Occupy Wall Street’s Angst Opportunity for CUs
The growing frustration from protesters with the Occupy Wall Street movement can provide yet another entry for credit unions to empathize and meet their needs.
CUNA Mutual Group Chief Economist Dave Colby offered that theory as protesters become more vocal over their aggravation with Wall Street firms and banks that they believe are the culprits behind the country’s financial woes.
Others cite a lack of jobs and indifference from political leaders as reasons why an economic recovery has not gained sustained traction.
“At some point, people get so darn frustrated.
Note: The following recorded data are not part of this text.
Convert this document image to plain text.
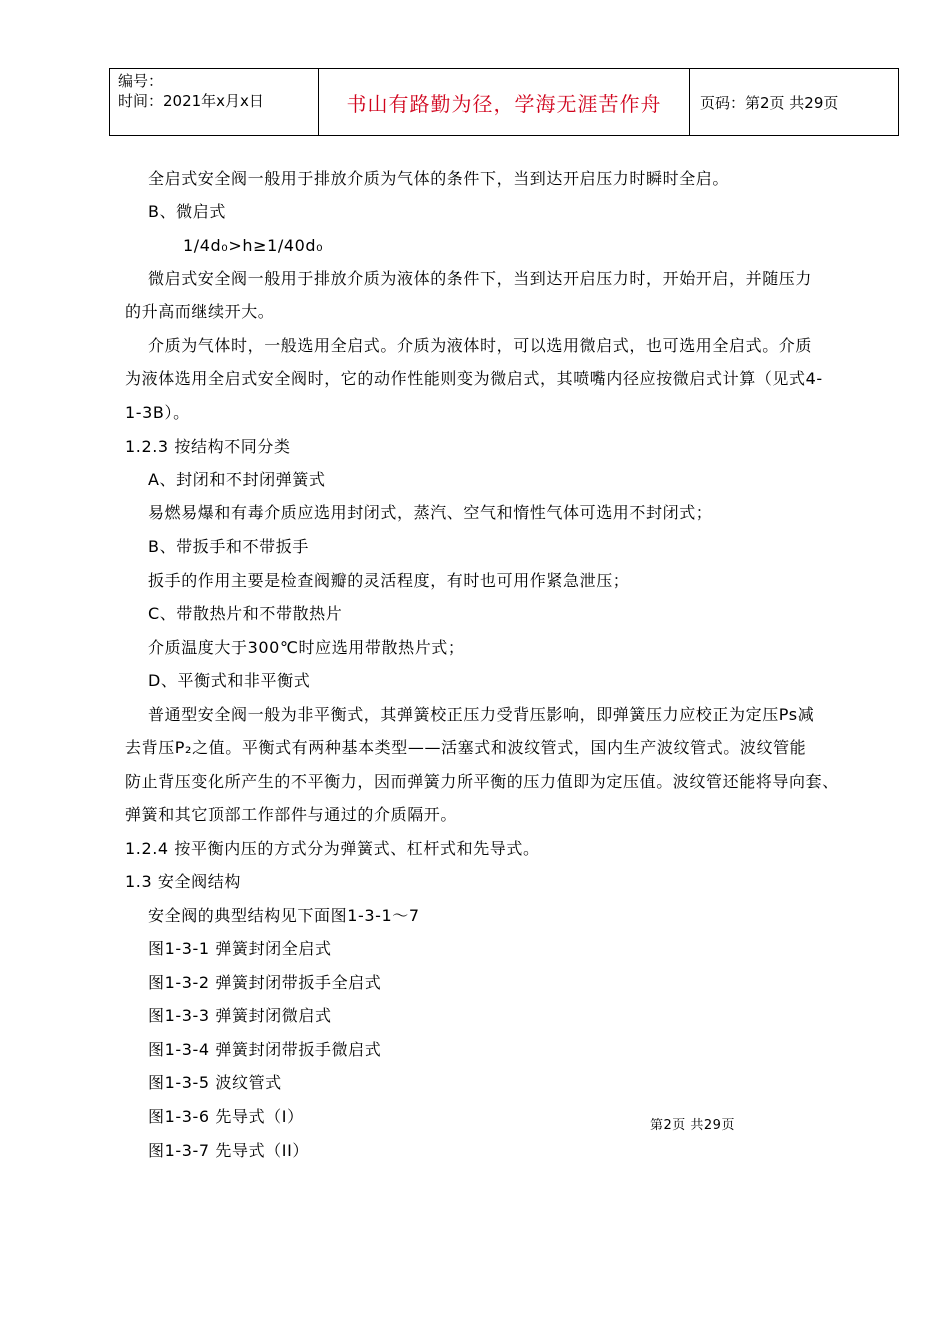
编号：
时间：2021年x月x日	书山有路勤为径，学海无涯苦作舟	页码：第2页 共29页
全启式安全阀一般用于排放介质为气体的条件下，当到达开启压力时瞬时全启。
B、微启式
1/4d₀>h≥1/40d₀
微启式安全阀一般用于排放介质为液体的条件下，当到达开启压力时，开始开启，并随压力
的升高而继续开大。
介质为气体时，一般选用全启式。介质为液体时，可以选用微启式，也可选用全启式。介质
为液体选用全启式安全阀时，它的动作性能则变为微启式，其喷嘴内径应按微启式计算（见式4-
1-3B）。
1.2.3 按结构不同分类
A、封闭和不封闭弹簧式
易燃易爆和有毒介质应选用封闭式，蒸汽、空气和惰性气体可选用不封闭式；
B、带扳手和不带扳手
扳手的作用主要是检查阀瓣的灵活程度，有时也可用作紧急泄压；
C、带散热片和不带散热片
介质温度大于300℃时应选用带散热片式；
D、平衡式和非平衡式
普通型安全阀一般为非平衡式，其弹簧校正压力受背压影响，即弹簧压力应校正为定压Ps减
去背压P₂之值。平衡式有两种基本类型——活塞式和波纹管式，国内生产波纹管式。波纹管能
防止背压变化所产生的不平衡力，因而弹簧力所平衡的压力值即为定压值。波纹管还能将导向套、
弹簧和其它顶部工作部件与通过的介质隔开。
1.2.4 按平衡内压的方式分为弹簧式、杠杆式和先导式。
1.3 安全阀结构
安全阀的典型结构见下面图1-3-1～7
图1-3-1 弹簧封闭全启式
图1-3-2 弹簧封闭带扳手全启式
图1-3-3 弹簧封闭微启式
图1-3-4 弹簧封闭带扳手微启式
图1-3-5 波纹管式
图1-3-6 先导式（I）
图1-3-7 先导式（II）
第2页 共29页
We should take notice,” Colby said.
While many of the Occupy Wall Street protesters are young people or college students, Colby believes the anger cuts across all demographics.
“Whether it’s retirees with CD rollovers and [financial institutions] saying we’re only going to pay less than 1% or even though there’s an explosion in student loans, and some have gone back to school to get a master’s degree but they still can’t a job after graduating,” he said. “It’s people who may have been paying on their house faithfully but can’t get it appraised.”
With the protests, threats of a double-dip recession and fears stemming from financial defaults in other countries, Colby pointed to a line in the Serenity Prayer, which he cited in his September Credit Union Trends Report: “…grant me the serenity to accept the things I cannot change; the courage to change the things I can; and the wisdom to know the difference.”
“The only constant is your members and how you make their lives better,” Colby said. "Do what you can and don’t worry about what you can’t control.”
Colby advised credit unions to lend as much as they can and even take on a little bit more collateral risk, even though the NCUA might not agree with the latter, he pointed out. If a member has been making steady mortgage payments for seven years and they want to refinance, be flexible, he added.
“At some points, credit unions have to start growing loans. They can’t grow assets and manage the capital ratio while expenses continue to grow. The only solution is to grow loans.”